For valuation of public land to be credible, it should preferably be carried out by external experts.
Introduction
In December 2011, the Commission asked the Spanish authorities for information on alleged state aid in the transfer of public land from Madrid City Council to Real Madrid football club. In December 2013, the Commission decided to open the formal investigation procedure which was concluded in July 2016 with decision 2016/2393. In that decision the Commission found that the measure in question was a swap of public for private land, whose values, however, did not correspond to then prevailing market prices. Therefore, it contained state aid which was incompatible with the internal market and had to be recovered.
Real Madrid appealed and in 2019, the General Court, in case T-791/16, Real Madrid v Commission, annulled decision 2016/2393, primarily on the ground that the Commission had not taken into account the value of all plots involved in the transfer. A plot – named B-32 – that was supposed to be transferred to Real Madrid in the end was not transferred. Instead, Madrid City Council transferred three other plots. Consequently, the Commission re-opened the case and re-examined the value of all plots. It concluded in August 2025, in decision 2025/2488, that the transfer was free of state aid.[1]
The only issue that needed to be examined in detail in the 2025 decision was whether Real Madrid obtained an advantage that was unavailable under normal market conditions, i.e. without the intervention of the state. All the other criteria of Article 107(1) TFEU were satisfied. In order to determine the presence or absence of advantage, the Commission applied the market economy operator principle [MEOP].

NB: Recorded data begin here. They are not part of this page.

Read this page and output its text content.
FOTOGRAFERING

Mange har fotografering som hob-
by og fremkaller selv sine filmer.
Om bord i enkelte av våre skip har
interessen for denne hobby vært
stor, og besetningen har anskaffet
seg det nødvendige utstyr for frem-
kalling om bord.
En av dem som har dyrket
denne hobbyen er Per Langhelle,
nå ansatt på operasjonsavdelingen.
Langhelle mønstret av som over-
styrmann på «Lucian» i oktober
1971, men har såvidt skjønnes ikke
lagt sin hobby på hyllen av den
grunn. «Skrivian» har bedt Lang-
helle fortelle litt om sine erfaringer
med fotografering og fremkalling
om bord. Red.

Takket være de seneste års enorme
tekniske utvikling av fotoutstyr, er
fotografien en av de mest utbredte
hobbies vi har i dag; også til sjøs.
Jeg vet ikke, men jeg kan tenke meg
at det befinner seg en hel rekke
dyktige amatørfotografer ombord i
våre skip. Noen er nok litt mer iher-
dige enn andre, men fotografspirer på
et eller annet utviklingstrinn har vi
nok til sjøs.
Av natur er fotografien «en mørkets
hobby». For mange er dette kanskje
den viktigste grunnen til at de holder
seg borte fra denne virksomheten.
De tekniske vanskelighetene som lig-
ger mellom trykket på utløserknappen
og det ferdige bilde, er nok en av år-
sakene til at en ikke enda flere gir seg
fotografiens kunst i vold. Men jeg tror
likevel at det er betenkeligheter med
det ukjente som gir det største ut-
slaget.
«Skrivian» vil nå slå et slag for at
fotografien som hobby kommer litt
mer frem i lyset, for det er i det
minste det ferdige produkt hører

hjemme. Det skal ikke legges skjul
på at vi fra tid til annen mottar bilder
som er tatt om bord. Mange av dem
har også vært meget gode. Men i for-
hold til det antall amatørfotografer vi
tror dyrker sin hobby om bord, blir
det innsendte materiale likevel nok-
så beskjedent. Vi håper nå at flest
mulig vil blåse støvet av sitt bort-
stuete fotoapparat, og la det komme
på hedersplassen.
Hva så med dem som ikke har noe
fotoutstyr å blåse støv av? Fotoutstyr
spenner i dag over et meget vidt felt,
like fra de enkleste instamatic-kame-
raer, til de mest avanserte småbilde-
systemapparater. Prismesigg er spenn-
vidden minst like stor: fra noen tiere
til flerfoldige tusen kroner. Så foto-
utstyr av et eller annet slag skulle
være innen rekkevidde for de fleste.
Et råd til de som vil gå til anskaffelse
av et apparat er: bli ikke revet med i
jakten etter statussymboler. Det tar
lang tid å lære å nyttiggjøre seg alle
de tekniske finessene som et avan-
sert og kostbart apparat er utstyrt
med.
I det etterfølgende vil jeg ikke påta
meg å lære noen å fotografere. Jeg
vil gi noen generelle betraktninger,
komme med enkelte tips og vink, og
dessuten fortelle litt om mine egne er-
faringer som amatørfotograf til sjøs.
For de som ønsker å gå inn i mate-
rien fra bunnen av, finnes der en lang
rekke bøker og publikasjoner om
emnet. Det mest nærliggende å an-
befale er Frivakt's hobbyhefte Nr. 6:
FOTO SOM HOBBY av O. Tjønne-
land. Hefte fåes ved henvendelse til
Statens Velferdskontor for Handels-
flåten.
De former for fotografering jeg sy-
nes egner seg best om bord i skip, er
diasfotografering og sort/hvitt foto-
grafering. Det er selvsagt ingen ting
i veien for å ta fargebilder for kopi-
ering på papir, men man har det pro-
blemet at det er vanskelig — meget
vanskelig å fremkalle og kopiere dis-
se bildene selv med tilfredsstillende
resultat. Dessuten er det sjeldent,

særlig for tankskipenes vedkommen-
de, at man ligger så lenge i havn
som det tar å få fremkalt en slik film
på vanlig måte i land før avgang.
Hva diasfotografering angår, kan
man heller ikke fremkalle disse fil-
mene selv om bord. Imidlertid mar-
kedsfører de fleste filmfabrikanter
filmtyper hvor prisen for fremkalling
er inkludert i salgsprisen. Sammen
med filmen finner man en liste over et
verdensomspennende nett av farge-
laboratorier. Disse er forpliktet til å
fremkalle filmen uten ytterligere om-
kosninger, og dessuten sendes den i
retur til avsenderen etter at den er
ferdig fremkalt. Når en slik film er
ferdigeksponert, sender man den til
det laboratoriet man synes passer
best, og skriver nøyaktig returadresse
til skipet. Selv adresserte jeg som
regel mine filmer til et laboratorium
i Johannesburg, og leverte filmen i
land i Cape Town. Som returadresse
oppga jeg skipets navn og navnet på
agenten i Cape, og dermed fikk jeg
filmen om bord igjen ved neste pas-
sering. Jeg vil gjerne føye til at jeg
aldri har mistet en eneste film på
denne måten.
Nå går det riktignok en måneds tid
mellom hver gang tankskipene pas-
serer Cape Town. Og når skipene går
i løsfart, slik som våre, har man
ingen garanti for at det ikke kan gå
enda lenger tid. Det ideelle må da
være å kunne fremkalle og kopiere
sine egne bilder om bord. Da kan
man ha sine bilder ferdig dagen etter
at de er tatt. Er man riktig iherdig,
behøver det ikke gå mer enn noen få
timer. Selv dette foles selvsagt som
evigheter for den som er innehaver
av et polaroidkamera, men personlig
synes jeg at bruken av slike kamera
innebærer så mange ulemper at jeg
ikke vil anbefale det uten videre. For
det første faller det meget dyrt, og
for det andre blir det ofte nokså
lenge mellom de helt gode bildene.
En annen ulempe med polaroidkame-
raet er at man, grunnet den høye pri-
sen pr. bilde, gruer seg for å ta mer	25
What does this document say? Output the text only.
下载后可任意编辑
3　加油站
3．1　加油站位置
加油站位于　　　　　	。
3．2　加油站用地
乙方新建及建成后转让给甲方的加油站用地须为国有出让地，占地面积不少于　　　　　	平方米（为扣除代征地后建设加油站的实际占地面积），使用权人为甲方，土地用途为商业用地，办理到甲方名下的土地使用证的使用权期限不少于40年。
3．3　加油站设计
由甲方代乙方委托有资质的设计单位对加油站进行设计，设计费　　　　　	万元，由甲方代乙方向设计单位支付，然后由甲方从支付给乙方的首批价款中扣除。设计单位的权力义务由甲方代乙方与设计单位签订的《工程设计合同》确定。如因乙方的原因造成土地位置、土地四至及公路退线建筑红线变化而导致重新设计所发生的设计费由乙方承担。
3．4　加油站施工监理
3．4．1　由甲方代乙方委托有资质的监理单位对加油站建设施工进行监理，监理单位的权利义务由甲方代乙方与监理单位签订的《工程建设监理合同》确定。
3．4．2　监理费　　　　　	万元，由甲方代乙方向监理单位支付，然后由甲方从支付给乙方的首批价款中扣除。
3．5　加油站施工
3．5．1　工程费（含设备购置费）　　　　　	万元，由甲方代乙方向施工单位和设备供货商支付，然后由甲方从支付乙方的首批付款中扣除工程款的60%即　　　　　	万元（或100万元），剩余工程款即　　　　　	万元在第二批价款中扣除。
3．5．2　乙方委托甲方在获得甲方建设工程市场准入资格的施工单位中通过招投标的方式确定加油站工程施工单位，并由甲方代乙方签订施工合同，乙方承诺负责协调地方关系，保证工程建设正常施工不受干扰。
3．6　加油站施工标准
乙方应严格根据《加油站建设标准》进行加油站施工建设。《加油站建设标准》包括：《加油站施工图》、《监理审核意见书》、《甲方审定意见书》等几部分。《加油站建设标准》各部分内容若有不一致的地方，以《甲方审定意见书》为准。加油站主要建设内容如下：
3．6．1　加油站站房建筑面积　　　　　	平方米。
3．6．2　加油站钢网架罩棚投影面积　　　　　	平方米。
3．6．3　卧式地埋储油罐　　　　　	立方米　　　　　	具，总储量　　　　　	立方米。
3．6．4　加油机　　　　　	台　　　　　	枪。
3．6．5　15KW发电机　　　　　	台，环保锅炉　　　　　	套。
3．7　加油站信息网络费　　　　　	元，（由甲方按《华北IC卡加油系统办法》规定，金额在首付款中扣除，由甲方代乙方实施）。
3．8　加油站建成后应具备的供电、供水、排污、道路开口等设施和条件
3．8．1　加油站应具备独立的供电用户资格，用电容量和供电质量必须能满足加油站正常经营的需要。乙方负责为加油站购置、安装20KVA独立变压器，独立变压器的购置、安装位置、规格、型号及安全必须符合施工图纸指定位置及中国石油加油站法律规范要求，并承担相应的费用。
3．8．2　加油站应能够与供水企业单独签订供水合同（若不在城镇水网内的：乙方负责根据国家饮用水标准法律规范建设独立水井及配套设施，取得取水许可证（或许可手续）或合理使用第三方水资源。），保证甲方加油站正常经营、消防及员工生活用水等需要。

[1] The full text of the Commission decision was published in the Official Journal on 22 December 2025. It can be accessed at:
https://eur-lex.europa.eu/legal-content/EN/TXT/PDF/?uri=OJ:L_202502488
Applicability of the market economy operator principle
First, the Commission examined whether the MEOP was applicable to this case.
It explained that “(109) in its 2019 judgment, the General Court found in paragraph 51 that ‘the applicability of the private investor criterion requires that it be established, unequivocally and on the basis of objective and verifiable evidence, that there was an evaluation comparable
to one to which a private operator would have access prior to or at the point of adoption of the measure at issue’.” “(110) Furthermore, the General Court confirmed … that ‘the Kingdom of Spain could have relied on any legal analysis which Madrid City Council would have drawn up in the circumstances given in paragraph 51’. The General Court also clarified that such a legal analysis ‘did not mean only external advice’.”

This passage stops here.